4. En 2017, Zeng Jinyan collabore avec Ai Xiaoming (艾晓明) pour la production et la distribution de son documentaire sur le camp de Jiabiangou, « Jiabiangou Elegy » (《夹边沟祭事》). Elle partage avec Ai Xiaoming la recherche d’une approche, d’un langage qui aillent au-delà du discours globalisant, en provoquant la réflexion et la réaction du public. Sa thèse de doctorat, soutenue en 2017 à l’université de Hong Kong, porte sur l’œuvre d’Ai Xiaoming [3] et elle a depuis lors écrit une série d’articles sur son aînée et mentor [4].

 

5. En 2020, Zeng Jinyan coréalise « Outcry and Whisper » (《呼喊与耳语》) avec Trish McAdam et Wen Hai. Le documentaire a été projeté en première mondiale en avril au festival Visions du Réel de Nyon, en Suisse [5]. C’est un film très personnel où elle cherche à montrer comment les forces à la fois politiques, économiques et sociales se conjuguent pour oblitérer les femmes, les forçant à agir en dissidence pour regagner une autonomie personnelle autant que collective dans un contexte idéologique qui contribue à les nier, comme d’autres minorités. Zeng Jinyan montre des femmes en position de faiblesse, comme elles le sont dans n’importe quelle société, démocratique ou autoritaire, car, n’ayant pas de pouvoir, elles sont vulnérables. Même quand les intellectuels chinois ont discouru et œuvré en faveur de la « libération » des femmes (comme au début du 20e siècle), cela a toujours été dans un but de défense de la nation.

 

 

Outcry and Whisper

 

 

Le film est en fait un dialogue avec « We, the Workers ». Les deux films captent la réalité des actions collectives des travailleurs dans la Chine actuelle, ce qu’on appelle « mouvements sociaux ». Or, si la plupart des organisateurs sont des hommes, c’est grâce aux femmes que les grèves et manifestations réussissent. Mais, quand Zeng Jinyan a cherché des rushes montrant des femmes y participant, elle n’en a pratiquement pas trouvé. Ce sont les images d’animation de Trish McAdam qui se substituent à la réalité offusquée en mettant en image la parole des femmes recueillie sur le terrain. En même temps, le film a suscité de longs débats entre cinéastes et sponsors, dont le montage a gardé des traces.

 

 

Outcry and Whisper, trailer

 

Le problème, maintenant, tient au manque de visibilité de ces films, privés de diffusion en Chine, y compris à Hong Kong depuis l’imposition de la Loi de sécurité nationale. Mais le problème tient aussi à la dispersion des cinéastes, auteurs et activistes, qui, comme Zeng Jinyan elle-même, se retrouvent isolés dans leurs exils respectifs.

 


 

Publications

 

- Feminism and the Genesis of the Citizen Intelligentsia in China, City University of Hong Kong Press, 2016.

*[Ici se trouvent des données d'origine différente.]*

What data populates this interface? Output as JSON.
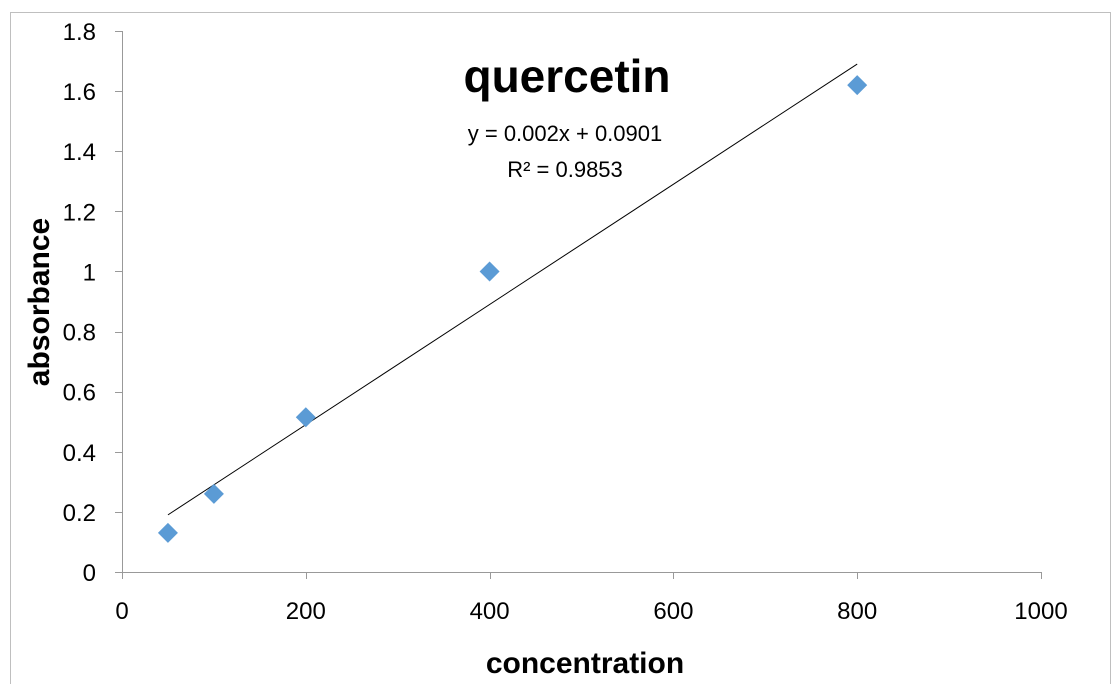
{
  "chart_data": {
    "type": "scatter",
    "title": "quercetin",
    "xlabel": "concentration",
    "ylabel": "absorbance",
    "xlim": [
      0,
      1000
    ],
    "ylim": [
      0,
      1.8
    ],
    "x_ticks": [
      0,
      200,
      400,
      600,
      800,
      1000
    ],
    "y_ticks": [
      0,
      0.2,
      0.4,
      0.6,
      0.8,
      1,
      1.2,
      1.4,
      1.6,
      1.8
    ],
    "x_tick_labels": [
      "0",
      "200",
      "400",
      "600",
      "800",
      "1000"
    ],
    "y_tick_labels": [
      "0",
      "0.2",
      "0.4",
      "0.6",
      "0.8",
      "1",
      "1.2",
      "1.4",
      "1.6",
      "1.8"
    ],
    "grid": false,
    "legend": "none",
    "series": [
      {
        "marker": "diamond",
        "color": "#5B9BD5",
        "points": [
          {
            "x": 50,
            "y": 0.13
          },
          {
            "x": 100,
            "y": 0.26
          },
          {
            "x": 200,
            "y": 0.515
          },
          {
            "x": 400,
            "y": 1.0
          },
          {
            "x": 800,
            "y": 1.62
          }
        ]
      }
    ],
    "trendline": {
      "type": "linear",
      "slope": 0.002,
      "intercept": 0.0901,
      "x_range": [
        50,
        800
      ],
      "color": "#000000",
      "equation_label": "y = 0.002x + 0.0901",
      "r_squared_label": "R² = 0.9853"
    }
  }
}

- The Slanting Shaft of Light: Poems of 20 years 《光的斜井》, House of Pele Press, 2023.

 

 

The Slanting Shaft of Light

 

 


 

Traduction

 

《在人民之間》Linking Publishing 聯經, 2021 : Traduction en chinois, en collaboration avec Xu Xibai (doctorant à l’université d’Oxford), du livre de Sebastian Veg Minjian: The Rise of China’s Grassroots Intellectuals, Columbia University Press, 2019.

 

Conversation avec Sebastian Veg sur son ouvrage :

https://madeinchinajournal.com/2021/07/15/revisiting-minjian-intellectuals-a-conversation-

with-sebastian-veg/

 


 

Articles en ligne

 

- Desiring Feminism in Chinese Documentary, Chinese Independent Cinema Observer 3 (Centre for East and South-East Asian Studies, Lund University), mai 2022, pp. 142-178 : https://portal.research.lu.se/en/publications/desiring-feminism-in-chinese-documentary

 

- Words Against the Wind: A Conversation with Liu Wai-tong (廖偉棠) [écrivain, poète et photographe], mars 2022 :

https://madeinchinajournal.com/2022/03/08/words-against-the-wind/

 

- The Face of Working Women in Chinese Documentary, International Documentary Association, janvier 2021 :

https://www.documentary.org/feature/face-working-women-chinese-documentary

 

- Chinese Feminism Under (Self-)Censorship: Practice and Knowledge Production [recueil de six essais issus d’un séminaire en ligne de juillet 2021] : https://madeinchinajournal.com/2021/12/01/

chinese-feminism-under-self-censorship-practice-and-knowledge-production/

 

 

Autres articles et chapitres d’ouvrages : https://www.ace.lu.se/jinyan-zeng

 

  


 

[2] D’après “Leftover Women” de Leta Hong Fincher, Zed Books, 2014, pp. 170-174.

[3] “The Genesis of Citizen Intelligentsia in Digital China: Ai Xiaoming’s Practices of Identity and Activism.” University of Hong Kong PhD Thesis (2017).

[4] “Visualizing Truth-Telling in Ai Xiaoming’s Documentary Activism.” Studies in Documentary Film 11.3 (November 2017), 184–99.

“Documentary Film, Gender and Activism in China: A Conversation with Ai Xiaoming” (tr. Chris Berry). Film Quarterly, 74(1) (2020), 45-50.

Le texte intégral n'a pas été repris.